Judging in the film jury takes up the entire festival week while everyone else is out on the Croisette having fun and seeing what wins in the various categories (of which there are many) and then celebrating that, so I’ve been pretty much out of touch with the rest of the trends and it’s take outs in the Cannes universe other than in the film category. So here’s how it went down in our universe. 

There was a healthy balance between classical television spots, digital film content and innovation in film this year. There were the big budget, A and B celebrity filled 90 seconders, along with a whole bunch of very varied content, some short and some very, very long. There were the usual peak in various relevant themes that trended quite heavily. The refugee crisis was heavily represented. As were the rights of women in general, from why they are paid less than men (I can assure that in this day and age they still are), to abuse and stereotypical perceptions. 
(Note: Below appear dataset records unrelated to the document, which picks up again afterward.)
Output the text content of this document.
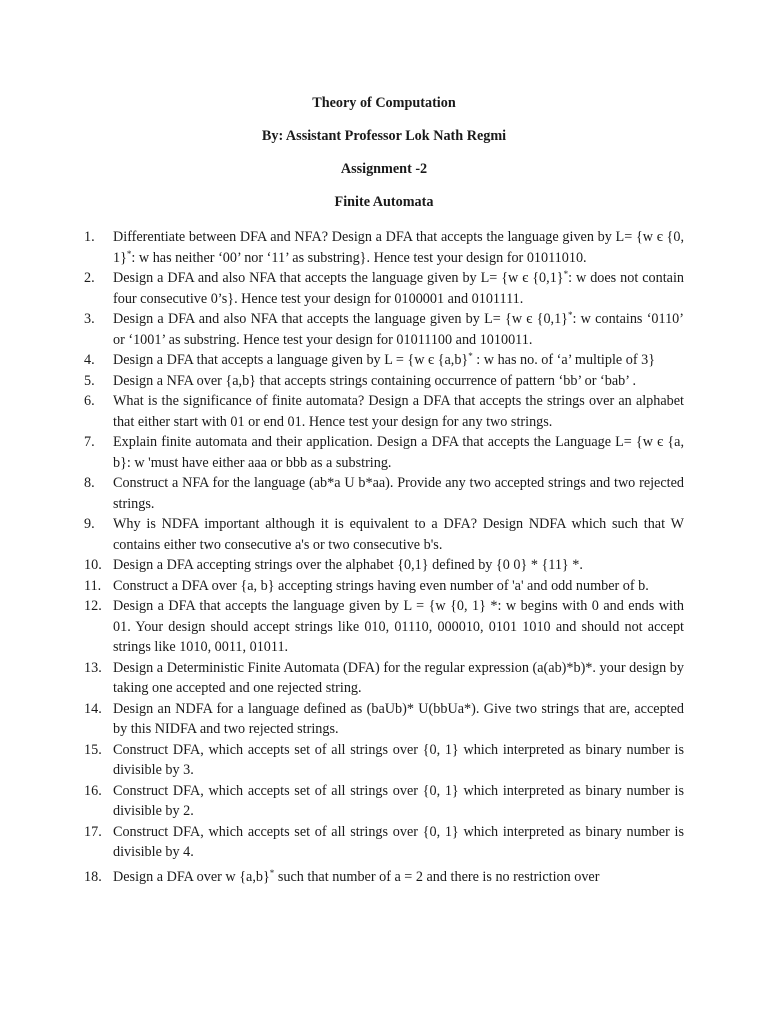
Theory of Computation
By: Assistant Professor Lok Nath Regmi
Assignment -2
Finite Automata
1. Differentiate between DFA and NFA? Design a DFA that accepts the language given by L= {w є {0, 1}*: w has neither ‘00’ nor ‘11’ as substring}. Hence test your design for 01011010.
2. Design a DFA and also NFA that accepts the language given by L= {w є {0,1}*: w does not contain four consecutive 0’s}. Hence test your design for 0100001 and 0101111.
3. Design a DFA and also NFA that accepts the language given by L= {w є {0,1}*: w contains ‘0110’ or ‘1001’ as substring. Hence test your design for 01011100 and 1010011.
4. Design a DFA that accepts a language given by L = {w є {a,b}* : w has no. of ‘a’ multiple of 3}
5. Design a NFA over {a,b} that accepts strings containing occurrence of pattern ‘bb’ or ‘bab’ .
6. What is the significance of finite automata? Design a DFA that accepts the strings over an alphabet that either start with 01 or end 01. Hence test your design for any two strings.
7. Explain finite automata and their application. Design a DFA that accepts the Language L= {w є {a, b}: w 'must have either aaa or bbb as a substring.
8. Construct a NFA for the language (ab*a U b*aa). Provide any two accepted strings and two rejected strings.
9. Why is NDFA important although it is equivalent to a DFA? Design NDFA which such that W contains either two consecutive a's or two consecutive b's.
10. Design a DFA accepting strings over the alphabet {0,1} defined by {0 0} * {11} *.
11. Construct a DFA over {a, b} accepting strings having even number of 'a' and odd number of b.
12. Design a DFA that accepts the language given by L = {w {0, 1} *: w begins with 0 and ends with 01. Your design should accept strings like 010, 01110, 000010, 0101 1010 and should not accept strings like 1010, 0011, 01011.
13. Design a Deterministic Finite Automata (DFA) for the regular expression (a(ab)*b)*. your design by taking one accepted and one rejected string.
14. Design an NDFA for a language defined as (baUb)* U(bbUa*). Give two strings that are, accepted by this NIDFA and two rejected strings.
15. Construct DFA, which accepts set of all strings over {0, 1} which interpreted as binary number is divisible by 3.
16. Construct DFA, which accepts set of all strings over {0, 1} which interpreted as binary number is divisible by 2.
17. Construct DFA, which accepts set of all strings over {0, 1} which interpreted as binary number is divisible by 4.
18. Design a DFA over w {a,b}* such that number of a = 2 and there is no restriction over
In terms of innovation, Virtual Reality communication or VR as it is called, will undoubtably be the next big thing in film. It really allows you to step virtually into any other world and feel like you’re experiencing yourself. It was pretty mind blowing. But it’s still new and there were two entries in this category. Watch this space. 

Judging  was an incredible experience in every way. Apart from the work, the privilege of judging with and picking the brains of the best creative minds in the world was inspiring.

Now for the bad news. There were close to 3 000 pieces of work to judge from all over the world and initially the jury was segmented into 3 groups to cope with the long list to get to a shortlist. To obviate any bias, work from your own country was diverted to the two other jury segments. By the time it came to reviewing the shortlist, I hadn’t even seen a South African piece of work and none even appeared in the shortlist. 

Why? I could tell you that there are superior production facilities and better directors elsewhere and that the television overseas has a much higher budget than we have in South Africa. I could also say that the work is given more credence because they riddle the work with celebrities and sports stars. All of these combined could make a compelling case, if it weren’t for the fact that the Ad that won the Grand Prix for Harvey Nichols could have been done by any agency, big or small, anywhere in the world. And everyone agrees that it is a fresh, amazing piece of work well deserving of the Grand Prix. So I really have no fix on why South Africa failed to feature in film this year.